Crawling Out of My Blogging Coma
Comas can last anywhere from days, to weeks, to months and sometimes even years. Lucky for you smitten kittens, mine only lasted three weeks. After an excessive amount of the un-bloggable happening in the 416 over the past little while, I figured it was time today to crawl out of my coma just in time for my holy return to the 204. Warn the Venetian Snares & Burton Cummings, my weekend is filling up quickly. It will be a refreshing change to get back to my friends in Winnipeg who are more Birkenstock than brunch.
Recovery from a coma, if you ever come out of it, is gradual. Be it brain damage or heart damage, sometimes the surgery doesn't work the wonders we wish it would. Growing up, we learn that a happy ending isn't always inevitable and sometimes you just have to pull the plug. Whether you're grieving the death of a loved one, or the death of a certain love, there is no standard way to treat the pain. No miracle cure, no miracle pill, and there's often nothing you can say or do to make it better. The New Death Etiquette is actually, well, no etiquette at all. We're all grieving someone, something, somewhere and we all recover in our own way. In our own time. Just because things worked out better for Person A rather than Person B in the end doesn't necessarily mean all the hurt and pain caused is forgiven or forgotten.

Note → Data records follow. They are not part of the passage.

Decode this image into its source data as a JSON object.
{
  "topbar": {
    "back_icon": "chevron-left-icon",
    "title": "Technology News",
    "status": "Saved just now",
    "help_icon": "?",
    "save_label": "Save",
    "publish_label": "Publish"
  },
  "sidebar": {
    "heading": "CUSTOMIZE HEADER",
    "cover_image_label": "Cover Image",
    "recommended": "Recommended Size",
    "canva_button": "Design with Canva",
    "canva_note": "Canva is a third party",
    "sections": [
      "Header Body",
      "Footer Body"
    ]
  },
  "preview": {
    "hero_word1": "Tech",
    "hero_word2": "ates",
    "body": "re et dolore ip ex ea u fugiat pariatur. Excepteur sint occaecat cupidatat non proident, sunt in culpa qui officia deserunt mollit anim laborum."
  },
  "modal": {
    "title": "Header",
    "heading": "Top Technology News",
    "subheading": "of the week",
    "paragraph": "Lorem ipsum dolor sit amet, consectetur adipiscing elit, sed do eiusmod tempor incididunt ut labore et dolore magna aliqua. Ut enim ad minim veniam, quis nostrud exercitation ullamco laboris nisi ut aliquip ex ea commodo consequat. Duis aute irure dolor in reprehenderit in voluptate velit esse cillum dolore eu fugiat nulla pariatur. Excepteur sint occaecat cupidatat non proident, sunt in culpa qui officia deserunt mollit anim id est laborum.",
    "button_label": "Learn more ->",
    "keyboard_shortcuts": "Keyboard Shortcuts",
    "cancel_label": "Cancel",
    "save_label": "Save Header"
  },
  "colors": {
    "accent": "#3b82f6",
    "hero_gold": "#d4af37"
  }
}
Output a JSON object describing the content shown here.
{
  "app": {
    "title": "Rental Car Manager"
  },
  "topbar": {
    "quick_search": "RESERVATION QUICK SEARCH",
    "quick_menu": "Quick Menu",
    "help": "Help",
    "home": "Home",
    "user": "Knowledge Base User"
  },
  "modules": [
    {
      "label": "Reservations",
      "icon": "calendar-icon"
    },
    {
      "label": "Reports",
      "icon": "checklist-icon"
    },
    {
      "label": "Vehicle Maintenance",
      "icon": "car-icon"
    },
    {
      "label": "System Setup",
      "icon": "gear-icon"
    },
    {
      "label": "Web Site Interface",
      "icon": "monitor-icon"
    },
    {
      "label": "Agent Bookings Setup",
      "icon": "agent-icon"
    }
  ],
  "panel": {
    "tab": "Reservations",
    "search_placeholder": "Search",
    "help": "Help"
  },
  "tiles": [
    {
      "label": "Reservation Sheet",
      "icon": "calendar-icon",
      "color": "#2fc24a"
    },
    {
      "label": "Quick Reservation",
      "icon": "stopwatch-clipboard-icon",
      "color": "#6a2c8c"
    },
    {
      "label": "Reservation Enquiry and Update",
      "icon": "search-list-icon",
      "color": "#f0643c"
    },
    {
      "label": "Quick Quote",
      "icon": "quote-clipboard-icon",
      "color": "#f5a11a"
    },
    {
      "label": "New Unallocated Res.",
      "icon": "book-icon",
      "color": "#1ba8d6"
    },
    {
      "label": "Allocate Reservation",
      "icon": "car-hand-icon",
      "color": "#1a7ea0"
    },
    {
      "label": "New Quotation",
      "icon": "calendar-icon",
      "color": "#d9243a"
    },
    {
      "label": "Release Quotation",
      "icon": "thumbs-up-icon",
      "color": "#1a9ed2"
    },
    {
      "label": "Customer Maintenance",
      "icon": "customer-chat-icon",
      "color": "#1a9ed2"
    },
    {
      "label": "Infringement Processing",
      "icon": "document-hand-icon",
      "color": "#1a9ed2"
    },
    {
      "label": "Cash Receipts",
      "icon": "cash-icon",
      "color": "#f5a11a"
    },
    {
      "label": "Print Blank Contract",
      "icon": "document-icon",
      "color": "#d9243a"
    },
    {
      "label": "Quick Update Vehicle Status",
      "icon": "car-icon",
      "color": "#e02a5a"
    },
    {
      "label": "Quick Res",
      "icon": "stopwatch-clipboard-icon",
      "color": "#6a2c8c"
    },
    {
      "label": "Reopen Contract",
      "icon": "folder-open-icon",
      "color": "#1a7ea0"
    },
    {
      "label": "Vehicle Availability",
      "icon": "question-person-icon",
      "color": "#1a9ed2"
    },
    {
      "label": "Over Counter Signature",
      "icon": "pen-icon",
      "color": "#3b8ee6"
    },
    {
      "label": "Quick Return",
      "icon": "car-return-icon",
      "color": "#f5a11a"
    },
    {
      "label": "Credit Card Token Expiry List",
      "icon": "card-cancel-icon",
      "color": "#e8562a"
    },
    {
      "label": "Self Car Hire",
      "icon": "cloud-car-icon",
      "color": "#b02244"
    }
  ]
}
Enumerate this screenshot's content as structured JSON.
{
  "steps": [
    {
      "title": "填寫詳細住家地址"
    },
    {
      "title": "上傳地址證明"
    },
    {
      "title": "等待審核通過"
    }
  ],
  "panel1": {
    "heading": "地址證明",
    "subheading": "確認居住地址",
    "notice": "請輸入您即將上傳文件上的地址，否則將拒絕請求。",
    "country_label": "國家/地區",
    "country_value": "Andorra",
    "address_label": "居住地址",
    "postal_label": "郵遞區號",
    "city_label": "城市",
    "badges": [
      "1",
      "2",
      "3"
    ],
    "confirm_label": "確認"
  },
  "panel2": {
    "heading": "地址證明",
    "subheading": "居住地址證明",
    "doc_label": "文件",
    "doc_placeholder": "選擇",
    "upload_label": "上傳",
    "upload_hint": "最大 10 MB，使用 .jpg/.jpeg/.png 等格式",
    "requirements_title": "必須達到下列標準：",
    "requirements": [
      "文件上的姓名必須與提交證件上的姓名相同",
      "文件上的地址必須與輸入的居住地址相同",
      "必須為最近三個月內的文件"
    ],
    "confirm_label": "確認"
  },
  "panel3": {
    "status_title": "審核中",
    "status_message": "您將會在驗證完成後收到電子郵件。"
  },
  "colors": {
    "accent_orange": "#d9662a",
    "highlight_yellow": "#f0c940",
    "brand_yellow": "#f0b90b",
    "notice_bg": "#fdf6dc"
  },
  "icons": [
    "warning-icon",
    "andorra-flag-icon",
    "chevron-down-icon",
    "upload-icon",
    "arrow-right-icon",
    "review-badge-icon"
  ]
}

After a rather hellish couple months on the home front, the seas are finally calm in the city leaving me free & happy to visit my boyfriend in Halifax next weekend. I love a good seat sale, and my Haligonian mother will be just as happy to see me. Between the Titanic Graveyard with the Simple Ontario Boy & my grandmother's gravesite with Mama Wilton, I've got alot to do in four days in Halifax & Hubbards and I simply can't wait. With mid-terms & break-ups in my hindsight, I've certainly been in no vegetative state recently. "Doctors" say I've made a miraculous recovery from the drama I've nonethless undergone the past few months and they say there's no better way to recover than get outside and breathe the fresh salt-soaked ocean air.
And I didn't even need a lollipop at the end of it all.